The behemoth payday loan company, Wonga, went into administration in August, marking the end of the road for the largest payday loan lender in the UK.
This was largely as a result of a deluge of compensation claims the business received regarding loans being sold irresponsibly, as well as payday loan caps that were implemented in 2014, introduced by the Financial Conduct Authority, that saw all interest and fees capped at 0.8% a day on all high-cost short-term credit loans.
However, there are now concerns that are being raised that claimants with compensation claims outstanding with the lender could end up losing money that they are entitled.
These fears have been voiced after a letter in October from the accounting firm, Grant Thornton, which is overseeing the administration process, told creditors that an automated ‘adjudication tool’ may be used.
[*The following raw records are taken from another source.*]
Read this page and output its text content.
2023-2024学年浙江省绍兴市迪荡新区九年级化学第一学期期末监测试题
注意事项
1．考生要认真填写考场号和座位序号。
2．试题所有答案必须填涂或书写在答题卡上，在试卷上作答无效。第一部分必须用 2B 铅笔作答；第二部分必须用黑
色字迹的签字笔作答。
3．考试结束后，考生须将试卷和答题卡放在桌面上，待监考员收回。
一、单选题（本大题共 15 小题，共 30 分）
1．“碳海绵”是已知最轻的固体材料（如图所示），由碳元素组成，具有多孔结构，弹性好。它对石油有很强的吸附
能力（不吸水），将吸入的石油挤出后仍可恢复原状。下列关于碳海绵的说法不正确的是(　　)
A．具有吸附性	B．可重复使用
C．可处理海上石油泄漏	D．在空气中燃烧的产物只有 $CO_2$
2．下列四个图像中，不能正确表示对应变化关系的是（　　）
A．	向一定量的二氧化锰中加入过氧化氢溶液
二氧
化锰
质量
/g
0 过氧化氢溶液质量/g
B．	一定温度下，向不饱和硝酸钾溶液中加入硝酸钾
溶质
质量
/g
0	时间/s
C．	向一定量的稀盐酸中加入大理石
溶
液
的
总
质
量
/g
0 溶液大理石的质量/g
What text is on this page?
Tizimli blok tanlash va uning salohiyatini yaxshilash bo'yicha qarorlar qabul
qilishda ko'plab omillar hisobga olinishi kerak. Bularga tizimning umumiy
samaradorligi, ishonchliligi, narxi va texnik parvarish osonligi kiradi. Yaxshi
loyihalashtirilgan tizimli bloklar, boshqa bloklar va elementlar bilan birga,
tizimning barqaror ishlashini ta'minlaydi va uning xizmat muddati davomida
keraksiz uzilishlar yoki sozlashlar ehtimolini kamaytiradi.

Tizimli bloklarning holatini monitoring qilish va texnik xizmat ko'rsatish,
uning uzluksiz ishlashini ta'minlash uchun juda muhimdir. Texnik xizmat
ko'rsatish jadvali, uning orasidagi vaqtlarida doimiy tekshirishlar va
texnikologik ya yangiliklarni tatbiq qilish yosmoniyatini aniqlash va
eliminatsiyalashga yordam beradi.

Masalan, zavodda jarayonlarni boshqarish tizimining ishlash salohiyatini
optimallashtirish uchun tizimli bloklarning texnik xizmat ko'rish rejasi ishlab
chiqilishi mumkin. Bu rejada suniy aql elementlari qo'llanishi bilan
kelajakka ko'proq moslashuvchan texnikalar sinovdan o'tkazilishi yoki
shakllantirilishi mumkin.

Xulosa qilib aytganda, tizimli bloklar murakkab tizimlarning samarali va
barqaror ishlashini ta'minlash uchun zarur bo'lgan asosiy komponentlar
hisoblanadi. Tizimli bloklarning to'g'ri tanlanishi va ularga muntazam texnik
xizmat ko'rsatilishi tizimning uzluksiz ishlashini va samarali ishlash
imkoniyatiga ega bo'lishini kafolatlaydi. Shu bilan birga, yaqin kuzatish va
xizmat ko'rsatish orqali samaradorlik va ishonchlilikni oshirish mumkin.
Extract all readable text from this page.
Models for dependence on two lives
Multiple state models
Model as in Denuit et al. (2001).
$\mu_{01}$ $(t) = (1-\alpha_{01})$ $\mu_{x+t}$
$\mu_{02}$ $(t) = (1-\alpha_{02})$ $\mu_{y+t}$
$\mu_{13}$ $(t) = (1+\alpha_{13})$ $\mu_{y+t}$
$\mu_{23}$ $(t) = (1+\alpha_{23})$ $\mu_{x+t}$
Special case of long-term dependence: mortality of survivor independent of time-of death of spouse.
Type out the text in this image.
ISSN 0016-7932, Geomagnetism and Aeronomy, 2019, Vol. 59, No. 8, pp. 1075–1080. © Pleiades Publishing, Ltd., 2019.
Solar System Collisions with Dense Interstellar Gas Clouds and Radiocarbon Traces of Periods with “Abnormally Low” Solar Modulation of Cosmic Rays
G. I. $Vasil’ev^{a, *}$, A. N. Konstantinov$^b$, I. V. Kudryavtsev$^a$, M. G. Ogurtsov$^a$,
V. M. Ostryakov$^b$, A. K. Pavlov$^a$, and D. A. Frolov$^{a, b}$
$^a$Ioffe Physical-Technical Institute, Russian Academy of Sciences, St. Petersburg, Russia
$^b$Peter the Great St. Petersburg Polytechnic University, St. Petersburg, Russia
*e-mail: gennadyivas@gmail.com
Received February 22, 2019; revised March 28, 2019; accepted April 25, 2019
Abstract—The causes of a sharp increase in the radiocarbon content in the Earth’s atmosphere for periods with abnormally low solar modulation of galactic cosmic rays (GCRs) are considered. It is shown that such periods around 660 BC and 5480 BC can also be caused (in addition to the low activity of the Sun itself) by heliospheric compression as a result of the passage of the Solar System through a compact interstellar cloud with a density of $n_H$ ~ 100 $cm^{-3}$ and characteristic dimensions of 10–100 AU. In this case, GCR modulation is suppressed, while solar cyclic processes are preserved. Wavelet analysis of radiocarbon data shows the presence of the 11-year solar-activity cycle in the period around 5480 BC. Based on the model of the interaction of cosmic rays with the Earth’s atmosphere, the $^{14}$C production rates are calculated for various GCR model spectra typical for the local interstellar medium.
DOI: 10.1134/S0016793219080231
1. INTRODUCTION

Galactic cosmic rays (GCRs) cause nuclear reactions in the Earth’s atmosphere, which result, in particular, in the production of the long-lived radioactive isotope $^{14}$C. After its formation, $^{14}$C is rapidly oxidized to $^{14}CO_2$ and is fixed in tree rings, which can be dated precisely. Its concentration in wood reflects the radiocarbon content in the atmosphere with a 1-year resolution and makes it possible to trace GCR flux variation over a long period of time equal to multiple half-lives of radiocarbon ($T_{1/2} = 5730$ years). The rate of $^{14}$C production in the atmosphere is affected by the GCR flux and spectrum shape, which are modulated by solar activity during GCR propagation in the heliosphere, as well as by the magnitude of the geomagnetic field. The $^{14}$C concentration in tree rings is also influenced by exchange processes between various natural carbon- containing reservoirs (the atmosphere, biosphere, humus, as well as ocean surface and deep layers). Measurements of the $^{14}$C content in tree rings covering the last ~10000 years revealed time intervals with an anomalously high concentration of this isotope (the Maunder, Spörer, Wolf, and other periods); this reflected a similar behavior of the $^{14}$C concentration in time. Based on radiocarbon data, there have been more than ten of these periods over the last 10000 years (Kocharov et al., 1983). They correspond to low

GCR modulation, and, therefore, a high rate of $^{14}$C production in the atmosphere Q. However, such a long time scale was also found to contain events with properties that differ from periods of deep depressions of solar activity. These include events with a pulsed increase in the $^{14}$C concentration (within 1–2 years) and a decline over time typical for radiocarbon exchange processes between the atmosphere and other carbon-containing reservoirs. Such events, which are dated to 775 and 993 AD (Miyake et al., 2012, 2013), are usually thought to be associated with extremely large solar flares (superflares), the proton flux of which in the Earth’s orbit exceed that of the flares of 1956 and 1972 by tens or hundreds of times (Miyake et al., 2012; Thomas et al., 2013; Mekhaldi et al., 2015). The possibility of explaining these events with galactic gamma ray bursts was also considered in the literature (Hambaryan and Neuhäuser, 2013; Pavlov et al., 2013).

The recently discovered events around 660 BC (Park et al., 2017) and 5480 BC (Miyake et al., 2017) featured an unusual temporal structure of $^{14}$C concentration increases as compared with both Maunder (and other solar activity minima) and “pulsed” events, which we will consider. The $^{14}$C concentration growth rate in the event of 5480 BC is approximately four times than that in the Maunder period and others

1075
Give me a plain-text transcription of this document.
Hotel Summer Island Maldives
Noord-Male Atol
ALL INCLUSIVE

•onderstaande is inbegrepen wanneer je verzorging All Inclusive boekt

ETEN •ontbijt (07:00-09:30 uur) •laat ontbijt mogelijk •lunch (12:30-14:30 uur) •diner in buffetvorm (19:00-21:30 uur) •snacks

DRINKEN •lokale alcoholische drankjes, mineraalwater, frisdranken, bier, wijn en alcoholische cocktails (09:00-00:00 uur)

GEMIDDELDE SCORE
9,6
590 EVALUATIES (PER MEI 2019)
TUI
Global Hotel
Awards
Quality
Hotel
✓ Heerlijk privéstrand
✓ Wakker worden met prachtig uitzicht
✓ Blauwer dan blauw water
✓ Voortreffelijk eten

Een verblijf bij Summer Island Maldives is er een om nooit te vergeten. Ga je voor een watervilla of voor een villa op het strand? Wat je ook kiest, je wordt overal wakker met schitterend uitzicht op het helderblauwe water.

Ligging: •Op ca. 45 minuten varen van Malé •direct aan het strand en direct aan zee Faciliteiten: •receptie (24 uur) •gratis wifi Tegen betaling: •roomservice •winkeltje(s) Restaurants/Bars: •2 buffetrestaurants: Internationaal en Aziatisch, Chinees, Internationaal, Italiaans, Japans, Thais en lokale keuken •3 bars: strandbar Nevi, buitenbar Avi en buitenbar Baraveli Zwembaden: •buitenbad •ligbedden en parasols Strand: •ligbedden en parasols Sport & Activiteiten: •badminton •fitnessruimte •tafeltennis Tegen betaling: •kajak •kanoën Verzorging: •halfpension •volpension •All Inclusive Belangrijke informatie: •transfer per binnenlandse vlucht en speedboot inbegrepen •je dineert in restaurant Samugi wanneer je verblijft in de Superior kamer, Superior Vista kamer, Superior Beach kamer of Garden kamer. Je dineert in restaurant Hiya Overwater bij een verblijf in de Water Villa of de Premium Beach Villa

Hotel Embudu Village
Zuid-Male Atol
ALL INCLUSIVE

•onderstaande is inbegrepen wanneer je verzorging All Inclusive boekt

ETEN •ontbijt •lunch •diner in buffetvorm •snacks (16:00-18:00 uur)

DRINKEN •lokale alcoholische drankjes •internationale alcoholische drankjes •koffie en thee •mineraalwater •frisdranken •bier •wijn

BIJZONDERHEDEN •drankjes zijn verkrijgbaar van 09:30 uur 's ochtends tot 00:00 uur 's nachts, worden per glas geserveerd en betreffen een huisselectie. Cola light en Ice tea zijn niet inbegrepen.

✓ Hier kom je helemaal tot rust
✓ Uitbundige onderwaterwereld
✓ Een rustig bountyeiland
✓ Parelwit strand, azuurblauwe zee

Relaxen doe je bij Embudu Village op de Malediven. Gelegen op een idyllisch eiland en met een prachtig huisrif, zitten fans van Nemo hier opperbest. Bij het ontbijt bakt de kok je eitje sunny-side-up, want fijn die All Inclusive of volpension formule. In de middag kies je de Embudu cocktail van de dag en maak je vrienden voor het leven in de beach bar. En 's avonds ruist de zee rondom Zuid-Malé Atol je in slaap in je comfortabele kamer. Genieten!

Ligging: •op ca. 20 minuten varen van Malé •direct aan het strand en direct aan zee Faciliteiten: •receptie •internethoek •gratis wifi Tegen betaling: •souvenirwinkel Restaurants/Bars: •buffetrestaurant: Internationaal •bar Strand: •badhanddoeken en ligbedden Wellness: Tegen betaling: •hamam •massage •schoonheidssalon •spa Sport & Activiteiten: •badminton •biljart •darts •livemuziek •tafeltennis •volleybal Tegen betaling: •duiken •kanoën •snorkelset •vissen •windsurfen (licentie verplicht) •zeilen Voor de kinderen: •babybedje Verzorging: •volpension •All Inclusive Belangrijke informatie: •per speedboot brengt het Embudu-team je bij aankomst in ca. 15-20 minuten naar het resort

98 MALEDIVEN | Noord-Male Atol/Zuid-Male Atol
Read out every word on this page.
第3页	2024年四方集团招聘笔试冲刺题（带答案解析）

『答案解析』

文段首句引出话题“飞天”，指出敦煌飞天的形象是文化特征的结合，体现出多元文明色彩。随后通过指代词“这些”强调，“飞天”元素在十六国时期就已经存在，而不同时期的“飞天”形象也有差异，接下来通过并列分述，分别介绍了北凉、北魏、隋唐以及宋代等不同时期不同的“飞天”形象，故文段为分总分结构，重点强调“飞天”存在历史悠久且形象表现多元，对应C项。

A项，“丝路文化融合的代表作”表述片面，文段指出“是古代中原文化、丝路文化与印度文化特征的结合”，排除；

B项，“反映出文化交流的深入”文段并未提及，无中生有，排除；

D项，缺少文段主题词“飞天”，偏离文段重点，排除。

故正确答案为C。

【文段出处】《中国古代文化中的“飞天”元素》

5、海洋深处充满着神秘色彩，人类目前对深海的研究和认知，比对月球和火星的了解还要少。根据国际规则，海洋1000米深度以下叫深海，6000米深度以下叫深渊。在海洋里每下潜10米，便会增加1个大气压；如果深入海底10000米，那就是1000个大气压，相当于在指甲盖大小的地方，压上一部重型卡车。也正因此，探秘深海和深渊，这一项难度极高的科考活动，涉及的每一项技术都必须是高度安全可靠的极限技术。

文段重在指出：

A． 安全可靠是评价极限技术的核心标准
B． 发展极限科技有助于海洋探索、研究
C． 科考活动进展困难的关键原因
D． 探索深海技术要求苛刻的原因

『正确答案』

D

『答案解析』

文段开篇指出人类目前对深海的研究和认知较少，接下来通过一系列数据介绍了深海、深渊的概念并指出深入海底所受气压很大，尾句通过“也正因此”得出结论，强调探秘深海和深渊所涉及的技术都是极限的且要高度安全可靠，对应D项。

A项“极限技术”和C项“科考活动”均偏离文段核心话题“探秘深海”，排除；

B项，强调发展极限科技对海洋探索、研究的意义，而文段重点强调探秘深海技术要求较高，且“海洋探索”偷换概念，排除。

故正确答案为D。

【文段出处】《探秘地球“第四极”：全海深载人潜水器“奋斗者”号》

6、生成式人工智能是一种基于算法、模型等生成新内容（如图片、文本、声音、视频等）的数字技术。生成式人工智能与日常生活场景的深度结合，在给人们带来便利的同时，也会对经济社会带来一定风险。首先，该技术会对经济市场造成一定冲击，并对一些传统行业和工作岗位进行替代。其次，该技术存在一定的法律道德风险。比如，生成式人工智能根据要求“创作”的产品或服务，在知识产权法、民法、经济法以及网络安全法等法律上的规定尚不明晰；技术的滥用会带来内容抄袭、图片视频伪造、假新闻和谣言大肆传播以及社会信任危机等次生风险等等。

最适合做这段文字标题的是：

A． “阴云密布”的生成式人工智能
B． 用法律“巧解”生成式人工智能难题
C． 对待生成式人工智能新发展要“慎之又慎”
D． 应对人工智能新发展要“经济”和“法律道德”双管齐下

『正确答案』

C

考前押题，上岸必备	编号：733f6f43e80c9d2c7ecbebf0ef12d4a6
This automated, computer based tool is being created to cut down on manual processing costs, and to deal with the huge influx of compensation claims Wonga has received. The accounting firm is legally obliged to assess every single one of the claims. With the letter revealing that since Wonga had collapsed, it had been receiving an estimated 200 to 500 compensation claims each and every day.
This is not including the 24,000 customers complaints that were outstanding prior to the payday lender going into administration, nor the 9,500 complaints which had been escalated to the financial body, the Financial Ombudsman Service.
Taking this all into account, why is the automated system attracting criticism? There are fears that the software may not end up fully processing individual factors and circumstances when deciding to give compensation or not. The head of policy at financial campaign group positive Money, David Clarke, spoke in further detail about this matter to The Guardian:
“After having been mis-sold loans by automated software, Wonga customers may now be forced to appeal to a similar automated system,”
“Just as Wonga’s algorithms failed to account for individual circumstances when making loans in the first place, there are risks that this technology will again fail to take all the relevant factors into account when processing claims, leaving many customers out of pocket.”
In addition to this, Grant Thornton revealed in the same letter that until Wonga’s assets have been sold, it still remains unclear how much compensation will be available for claimants, nor a timeframe in which this money would be provided to customers.
To find trustworthy payday loans companies, consumers are encouraged by the FCA to use price comparison websites, following a recent rule that states every lender should be placed on at least one comparison table. In addition, high cost lenders are moving away from a 30 day product to offer alternatives and longer-term products repaid over 3 to 24 months.